SUMMERLAND KEY, Fla. —
A
key sensor aboard the National Oceanic and Atmospheric Administration’s (NOAA) N Prime weather satellite suffered no internal damage in a factory accident last April, NOAA and NASA officials have concluded after months of computer modeling and functional tests. The launch date for N Prime remains February 2009, government
officials said.
N Prime is the next spacecraft in the U.S. series of polar-orbiting weather satellites. The accident “could have had a severe impact on the schedule. Fortunately, none of that came true,” said Gary Davis, director of the Office of Systems Development within NOAA’s satellite division in Silver Spring, Md. “We would have held the launch until we repaired the instrument.
“
Lockheed Martin engineers were shifting the position of N Prime at the company’s factory in Sunnyvale, Calif., April 14, when the craft’s search-and-rescue antenna broke loose from a nylon tether and banged into the Advanced Microwave Sounding Unit (AMSU) A1 instrument.
AMSU A1 is tuned to measure air temperatures, especially inside thunderclouds and hurricanes. A companion instrument on N
Prime, AMSU A2, is designed to measure
atmospheric moisture. NASA purchased the instruments as a set for $18 million.
The impact
cracked a thermal reflector on the
housing of AMSU A1 but left no visible damage to the instrument, government and contractor officials said at the time.
NASA, which is managing development of the satellite for NOAA, needed to rule out the possibility of internal damage that could have required unbolting the instrument for testing and repairs.
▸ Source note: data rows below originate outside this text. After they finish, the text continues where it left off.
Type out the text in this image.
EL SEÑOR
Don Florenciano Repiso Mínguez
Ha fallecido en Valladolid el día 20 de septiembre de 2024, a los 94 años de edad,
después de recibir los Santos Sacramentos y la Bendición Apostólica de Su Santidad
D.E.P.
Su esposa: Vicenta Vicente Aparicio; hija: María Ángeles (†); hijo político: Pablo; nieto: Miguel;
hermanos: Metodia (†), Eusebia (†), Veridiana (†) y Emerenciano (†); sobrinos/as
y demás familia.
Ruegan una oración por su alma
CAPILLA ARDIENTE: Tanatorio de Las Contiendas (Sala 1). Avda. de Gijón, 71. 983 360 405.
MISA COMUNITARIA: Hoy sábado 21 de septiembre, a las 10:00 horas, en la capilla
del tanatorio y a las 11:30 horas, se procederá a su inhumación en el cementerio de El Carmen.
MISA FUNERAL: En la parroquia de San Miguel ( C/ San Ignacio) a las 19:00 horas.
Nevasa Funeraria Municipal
That process might have delayed the launch and threatened the quality of weather forecasts, NOAA scientists said.
NOAA added N Prime to its satellite plan to reduce the chances of a gap in forecasting data between the final NOAA polar orbiter, NOAA N launched in 2005, and the new satellites of the National Polar-
orbiting Operational Environmental Satellite System or NPOESS, which are scheduled to begin launching in 2013.
“If NOAA N failed before [N Prime] went up, we would have run the risk of a break in continuity,” Davis said.
After the accident, Lockheed Martin engineers calculated the severity of the shock that the AMSU instrument received in the accident. They gave that model to engineers at Northrop Grumman in Azusa, Calif., who built the AMSU A1 instrument
under a contract with NASA.
Northrop Grumman engineers then modeled the possible effect on AMSU’s electronics, an N Prime official explained.
Though the final modeling results are not complete, the Lockheed Martin shock numbers showed that “the instrument didn’t see any vibrations beyond the levels it was qualified at,” Davis said.
Davis said engineers also conducted extensive functional tests on the spacecraft, including the AMSU A1 instrument. “Going through a very long process, we exonerated the instrument, and it’s now been declared flyable,” he said. Engineers are preparing N Prime for thermal vacuum testing at Sunnyvale, he said.
N Prime will continue the AMSU measurements made by NOAA’s three existing, operational polar orbiters. Microwave energy emitted by Earth passes through clouds, which means the AMSU sensors can make measurements inside towering thunderstorms and hurricanes. Infrared sensors can only measure the temperatures at the tops of clouds, and NOAA’s geosynchronous weather satellites are too far from Earth to accurately sense the soft microwave signals, NOAA scientists said.
The AMSU instruments have had a big impact in hurricane forecasting, said Ralph Ferraro, an AMSU expert at the College Park, Md.,
office of NOAA’s Center for Satellite Applications and Research in Camp Springs, M
d.
Some hurricanes gain strength surprising quickly, and one of the first signs of that rapid intensification is when warm air pushes higher into the atmosphere at the storm’s core, Ferraro said.
“AMSU has been instrumental in identifying these rapidly intensifying hurricanes,” he said.
After the accident, NASA and NOAA officials ordered a safety stand down on N Prime but lifted the order when an initial review found no evidence of negligence or foul play. N Prime had been
damaged severely in a 2003 factory accident when it fell onto a concrete floor.
A final report about the most recent accident, written by
a NASA-led Mishap Investigation Team, is due to be released Sept. 21, Davis said.
NASA managers have asked Lockheed Martin and Northrop Grumman to provide estimates of the cost of the extra modeling and functional tests. Davis said the government would be required to pay those costs because of the risk-sharing nature of N Prime’s cost-plus contract.
A $34-million addition to the contract announced Aug. 3 was unrelated to the April accident. It stemmed from the NPOESS delay announced two years ago, Davis said. With NOAA N working well in orbit, NOAA decided to keep N Prime on the ground a little longer to extend its operations closer to the first NPOESS spacecraft. The extra money will cover five months of storage at Sunnyvale and associated personnel costs, Davis said.